Packages and Data

library(tidyverse)
library(infer)
library(broom)
library(mosaicData)
library(patchwork)
# install.packages("devtools") # install if you do not have
# devtools::install_github("thomasp85/patchwork") # install if you do not have

The Pioneer Valley Planning Commission collected data in Florence, MA for 90 days from April 5 to November 15, 2005 using a laser sensor, with breaks in the laser beam recording when a rail-trail user passed the data collection station.

data(RailTrail)

Exercises

Exercise 1

Consider a regression model with a response as volume and a single predictor of avgtemp. Create a 95% confidence interval for the population slope using a simulation-based inference approach and a CLT-based inference approach. Do your results agree and is the coefficient significantly different from 0?

Simulation-based approach

boot_dist <- RailTrail %>% 
  specify(volume ~ avgtemp) %>% 
  generate(reps = 5000, type = "bootstrap") %>% 
  calculate(stat = "slope")

boot_dist %>% 
  visualise() +
  theme_minimal(base_size = 16)

boot_dist %>% 
  get_ci(level = 0.95)

Using CLT-based approach

lm_volume <- lm(volume ~ avgtemp, data = RailTrail)

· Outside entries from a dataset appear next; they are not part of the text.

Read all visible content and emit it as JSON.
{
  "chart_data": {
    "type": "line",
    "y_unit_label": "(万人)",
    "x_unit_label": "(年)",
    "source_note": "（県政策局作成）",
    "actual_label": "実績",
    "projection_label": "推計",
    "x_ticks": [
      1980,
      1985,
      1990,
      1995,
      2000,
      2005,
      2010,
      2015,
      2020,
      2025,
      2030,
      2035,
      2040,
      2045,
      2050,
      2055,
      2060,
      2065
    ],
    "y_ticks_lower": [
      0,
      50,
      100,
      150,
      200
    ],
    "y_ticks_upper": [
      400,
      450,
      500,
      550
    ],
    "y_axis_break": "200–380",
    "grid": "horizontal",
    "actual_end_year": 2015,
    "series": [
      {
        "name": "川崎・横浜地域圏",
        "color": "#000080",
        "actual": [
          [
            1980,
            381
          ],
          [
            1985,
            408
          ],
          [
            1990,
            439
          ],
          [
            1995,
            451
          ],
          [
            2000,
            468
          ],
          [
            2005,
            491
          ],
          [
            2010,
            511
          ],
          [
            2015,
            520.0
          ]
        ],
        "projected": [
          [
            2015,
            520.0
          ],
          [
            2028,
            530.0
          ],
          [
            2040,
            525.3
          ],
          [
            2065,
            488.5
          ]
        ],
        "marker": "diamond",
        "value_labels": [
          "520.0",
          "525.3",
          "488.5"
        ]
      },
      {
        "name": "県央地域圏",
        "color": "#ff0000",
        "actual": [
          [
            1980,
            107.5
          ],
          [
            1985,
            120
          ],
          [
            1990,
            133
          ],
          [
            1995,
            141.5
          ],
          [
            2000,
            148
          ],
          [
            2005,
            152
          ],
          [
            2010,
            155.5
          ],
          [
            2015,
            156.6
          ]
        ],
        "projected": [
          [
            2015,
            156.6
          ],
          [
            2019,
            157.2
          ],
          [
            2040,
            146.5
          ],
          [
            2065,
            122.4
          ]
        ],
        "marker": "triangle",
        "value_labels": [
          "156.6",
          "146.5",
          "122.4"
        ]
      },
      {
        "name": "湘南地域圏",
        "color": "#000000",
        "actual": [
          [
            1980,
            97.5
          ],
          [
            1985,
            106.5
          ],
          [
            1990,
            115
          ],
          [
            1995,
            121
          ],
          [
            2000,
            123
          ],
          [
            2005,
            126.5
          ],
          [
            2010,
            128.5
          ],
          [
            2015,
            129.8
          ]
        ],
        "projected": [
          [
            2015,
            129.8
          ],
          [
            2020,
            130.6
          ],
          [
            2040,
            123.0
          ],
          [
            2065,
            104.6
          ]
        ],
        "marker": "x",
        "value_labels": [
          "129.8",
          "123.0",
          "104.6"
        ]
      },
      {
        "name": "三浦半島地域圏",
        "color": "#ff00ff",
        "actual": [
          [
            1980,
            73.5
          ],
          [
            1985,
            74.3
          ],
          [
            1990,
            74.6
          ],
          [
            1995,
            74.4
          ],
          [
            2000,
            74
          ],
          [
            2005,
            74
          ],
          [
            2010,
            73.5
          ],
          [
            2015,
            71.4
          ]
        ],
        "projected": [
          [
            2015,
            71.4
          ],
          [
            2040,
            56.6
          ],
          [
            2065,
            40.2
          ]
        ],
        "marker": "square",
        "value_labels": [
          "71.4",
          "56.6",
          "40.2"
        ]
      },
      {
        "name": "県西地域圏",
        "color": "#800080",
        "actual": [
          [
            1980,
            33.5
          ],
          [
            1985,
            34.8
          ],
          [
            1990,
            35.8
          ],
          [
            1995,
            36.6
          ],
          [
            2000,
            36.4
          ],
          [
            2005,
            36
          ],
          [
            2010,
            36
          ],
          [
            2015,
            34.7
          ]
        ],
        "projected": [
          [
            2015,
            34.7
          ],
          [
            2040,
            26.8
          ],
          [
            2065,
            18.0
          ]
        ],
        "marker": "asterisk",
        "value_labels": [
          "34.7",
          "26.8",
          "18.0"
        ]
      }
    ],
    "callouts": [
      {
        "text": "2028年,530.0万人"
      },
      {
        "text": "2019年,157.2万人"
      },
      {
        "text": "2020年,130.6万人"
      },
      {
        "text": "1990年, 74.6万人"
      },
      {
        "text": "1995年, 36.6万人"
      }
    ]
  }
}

tidy(lm_volume, conf.int = TRUE, conf.level = 0.95) %>% 
  select(term, conf.low:conf.high) %>% 
  filter(term == "avgtemp")

Exercise 2

Consider the population model

\[\mbox{volume} = \beta_0 + \beta_1 \mbox{weekday} + \beta_2 \mbox{avgtemp} + \beta_3 \mbox{precip} + \mbox{error}\]

Compute a 95% confidence interval for each population coefficient.

lm_volume_full <- lm(volume ~ weekday + avgtemp + precip, data = RailTrail)

tidy(lm_volume_full, conf.int = TRUE, conf.level = 0.95) %>% 
  select(term, conf.low:conf.high)

Exercise 3

Using your fitted model from Exercise 2, check if the four linear model conditions are satisfied. If they are not, how does this impact your confidence intervals in Exercise 2?

Check constant variance and residuals centered at 0

augment(lm_volume_full) %>% 
  ggplot(aes(x = .fitted, y = .resid)) +
  geom_point() +
  labs(x = expression(hat(y)), y = "Residual value") +
  theme_minimal(base_size = 16)

Check normality

augment(lm_volume_full) %>% 
  ggplot(aes(x = .resid)) +
  geom_histogram(binwidth = 50, alpha = .5, color = "orange") +
  labs(x = "Residual value", y = "Count") +
  theme_minimal(base_size = 16)

Check independence

augment(lm_volume_full) %>% 
  ggplot(aes(x = 1:nrow(RailTrail), y = .resid)) +
  geom_point() +
  labs(x = "Index", y = "Residual value") +
  theme_minimal(base_size = 16)

plot_diagnostics <- function(x) {
  
  p_variance <- augment(x) %>% 
    ggplot(aes(x = .fitted, y = .resid)) +
    geom_point() +
    labs(x = expression(hat(y)), y = "Residual value") +
    theme_minimal(base_size = 16)
  
  p_normality <- augment(x) %>% 
    ggplot(aes(x = .resid)) +
    geom_histogram(binwidth = 50, alpha = .5, color = "orange") +
    labs(x = "Residual value", y = "Count") +
    theme_minimal(base_size = 16)
  
  p_independence <- augment(x) %>% 
    ggplot(aes(x = 1:nrow(RailTrail), y = .resid)) +
    geom_point() +
    labs(x = "Index", y = "Residual value") +
    theme_minimal(base_size = 16)
  
  p_variance / (p_normality + p_independence)
  
}

plot_diagnostics(lm_volume_full)

plot_diagnostics(lm_volume)

Stage, commit and push

Stage your modified files.
Commit your changes with an informative message.
Push your changes to your GitHub repo.
Verify your files were updated on GitHub.